Does it stop if you turn off all LED lights in your home and switch any SCR dimmers to off?

Which units are grounded and which not? What is your TV and Internet service and how is it connected?
Does it matter that it is plugged into a dedicated circuit?

Internet is fiber, no TV service that isn't streaming.

I'll have to check on the LED lights being turned off. I have quite a few z-wave dimmers as well. Never been an issue before (that I noticed anyway). This amp seems to have exposed this issue in a more obvious way.

I do have a seperate ground option on my monster power strip. Not sure what I'd ground it to being on the second floor. Not sure if that would help either.
 
TLS Guy

TLS Guy

Seriously, I have no life.
Does it matter that it is plugged into a dedicated circuit?

Internet is fiber, no TV service that isn't streaming.

I'll have to check on the LED lights being turned off. I have quite a few z-wave dimmers as well. Never been an issue before (that I noticed anyway). This amp seems to have exposed this issue in a more obvious way.

I do have a seperate ground option on my monster power strip. Not sure what I'd ground it to being on the second floor. Not sure if that would help either.
Fiber Internet cable is still grounded by code and can still be a source of ground loops.
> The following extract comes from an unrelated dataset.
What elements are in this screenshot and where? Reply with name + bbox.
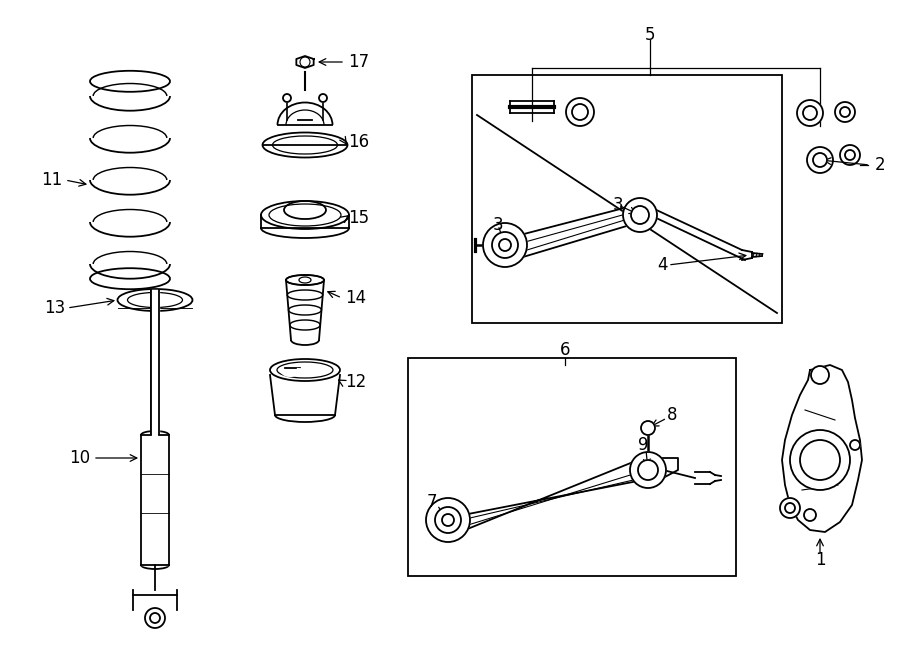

The dedicated circuit is not an issue.

So disconnect your internet connection first and see if that stops the hum. Then lift each ground in turn of three pin connected devices, with a cheater plug to see which ground may be the source of the ground loop.
 
S

stalag2005

Full Audioholic
If you have two pieces of equipment with a ground screw, get a wire and bond the equipment together. Chances are if the hum is not due to the electrical ground it could be due to a difference of potential between the equipment. If this stops the hum, you are golden. If there are more pieces of equipment with this terminal bond them also. That grounding terminal is to balance potentials and is not a safety ground.
 
panteragstk

panteragstk

Audioholic Warlord
So, I did some testing and some things I'm not able to test yet. Internet being one. Can't turn it off as my network would freak out a bit. Plus, have to have it to work.

Anyway, I'm not sold on it being a ground loop. Here's why:

If I unplug the cable from the receiver, no hum. If I plug the cable into the receiver, hum. If the receiver ISN'T plugged into the wall, hum.

One would think that if the receiver isn't plugged in, and the issue is a ground loop, then there would be no hum. There still is. As long as the cable is plugged into the receiver, I get a hum. Receiver being on or off has no effect.
 
S

stalag2005

Full Audioholic
Grounding is as much an art as a science. We had a problem with a studio feeding back into the electrical lines for similar issues. One is not to hear the group Petra (I have the CD) in the managers office when I am playing it in a studio across the facility (rooms not next to each other). The solution was to bond all the equipment together and that eliminated the feedback. O, by the way, my partner was playing that CD in his studio without any interconnect........Audio can be strange! Those posts for ground is to bond the equipment together to relieve potentials between the circuits. In the case of audio ground it is not safety but to equalize potentials.

Doing this can also eliminate the hum
 
S

stalag2005

Full Audioholic
If it is a network cable the cat7 standard is shielded end to end and may help with bonding your network devices. Cat7 is the standard rj45 connector and will work with your current equipment. I use cat 7 myself.